The individuals who work for the United States Secret Service sit on the sidelines of history. Charged with protecting the country’s highest elected officials in an environment with increasing security threats, employment in the Secret Service is arguably one of the most stressful jobs in the nation.
While these men and women support the nation’s leaders, CEHS alumna Andrea Fata supports the Secret Service. A counselor in the Secret Service’s Employee Assistance Program (EAP), Fata provides counseling and consultation services to those men and women to help cope with the stresses of the profession.
“I’ve had the opportunity to have some very interesting experiences,” Fata said. “I’ve worked with highly trained and dedicated people who protect the president, the vice president and other foreign dignitaries.”

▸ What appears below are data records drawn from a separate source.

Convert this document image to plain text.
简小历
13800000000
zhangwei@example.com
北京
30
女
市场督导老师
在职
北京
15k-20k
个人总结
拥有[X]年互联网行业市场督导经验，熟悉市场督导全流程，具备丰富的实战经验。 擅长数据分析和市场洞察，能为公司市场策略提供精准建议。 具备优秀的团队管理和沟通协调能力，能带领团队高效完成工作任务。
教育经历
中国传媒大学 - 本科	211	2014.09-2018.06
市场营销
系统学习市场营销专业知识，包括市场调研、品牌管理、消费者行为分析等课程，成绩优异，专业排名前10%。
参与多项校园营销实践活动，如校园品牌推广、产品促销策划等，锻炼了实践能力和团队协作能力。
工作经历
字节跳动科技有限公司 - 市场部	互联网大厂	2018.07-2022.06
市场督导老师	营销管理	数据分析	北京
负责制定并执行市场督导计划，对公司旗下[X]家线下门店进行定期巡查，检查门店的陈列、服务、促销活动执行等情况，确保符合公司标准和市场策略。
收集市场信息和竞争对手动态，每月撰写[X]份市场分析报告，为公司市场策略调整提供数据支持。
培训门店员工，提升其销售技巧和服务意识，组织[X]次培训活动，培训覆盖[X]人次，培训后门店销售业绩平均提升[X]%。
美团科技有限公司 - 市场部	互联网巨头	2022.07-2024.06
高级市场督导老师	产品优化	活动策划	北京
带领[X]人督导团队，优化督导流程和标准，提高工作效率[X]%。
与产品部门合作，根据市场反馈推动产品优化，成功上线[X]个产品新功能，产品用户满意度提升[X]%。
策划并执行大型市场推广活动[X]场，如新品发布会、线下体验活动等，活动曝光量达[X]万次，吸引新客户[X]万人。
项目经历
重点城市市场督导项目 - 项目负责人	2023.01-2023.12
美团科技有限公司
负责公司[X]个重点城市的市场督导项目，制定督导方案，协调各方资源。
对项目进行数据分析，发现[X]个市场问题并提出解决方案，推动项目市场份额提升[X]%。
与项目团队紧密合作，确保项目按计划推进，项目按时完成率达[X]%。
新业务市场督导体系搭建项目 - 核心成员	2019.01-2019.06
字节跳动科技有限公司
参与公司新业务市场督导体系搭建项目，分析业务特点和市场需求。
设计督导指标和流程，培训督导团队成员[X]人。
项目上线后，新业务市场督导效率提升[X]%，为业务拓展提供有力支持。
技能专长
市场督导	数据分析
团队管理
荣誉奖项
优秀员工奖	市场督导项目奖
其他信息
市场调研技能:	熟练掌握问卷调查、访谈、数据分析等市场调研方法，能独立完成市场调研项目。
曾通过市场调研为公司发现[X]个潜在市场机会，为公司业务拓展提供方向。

As a Morgantown native, enrolling at WVU was always the obvious choice; however, becoming a counselor was not.
Before launching her career in counseling, Fata hoped to land a job combining her love for the physicality of dance with her undergraduate work in sport and exercise studies. Following a brief move to New York City, she returned to Morgantown to earn a graduate degree.
“I landed on counseling when I was flipping through WVU’s graduate course catalogue,” Fata said. “Friends often said that I’d be a good counselor because I’m a good listener.”
Once she enrolled in CEHS’ master’s program in counseling, everything fell into place. According to Fata, the most significant lessons that she learned while studying at CEHS all took place outside of the classroom. The real-world significance of her internships and job shadowing experiences helped her find her way to the EAP arena, and then into EAP work within military and law enforcement environments.
“I encourage students to get as many placement experiences as they can, regardless of whether or not they know what population they want to work with,” Fata said. “All of those real-world experiences help you learn about the many facets of human behavior and work environments in real time. This can also help someone to fine-tune skills and get an idea for what fits their temperament and personality.”
Since beginning her career with the Secret Service in 2010, Fata has had opportunities to assist Secret Service personnel at major national events such as the United Nations Summit, the Democratic and Republican National Conventions, various White House events, and select presidential speaking events.
Witnessing the professionalism of the employees while often working in high energy events has helped inform her work.
“We live in a tense national security environment,” Fata said. “It’s difficult for these individuals because they can never let their guard down. Combine a high-level operational tempo with a family or other personal challenge, and it can put a significant strain on a person.”
In addition to her work with the Secret Service, Fata has a private practice where she offers training and management consultations, along with individual psychotherapy. She sees a general adult population, along with military veterans and first responders.
“I’ve learned so much in this profession,” Fata said. “The counseling program at WVU was a pivotal point in changing the course of my life. Assisting others in a personal way is a calling for me. I always find a meaningful nugget of truth from each experience, whether I’m training a large group, consulting with a leader or helping someone in crisis because I know it adds to my own growth potential.”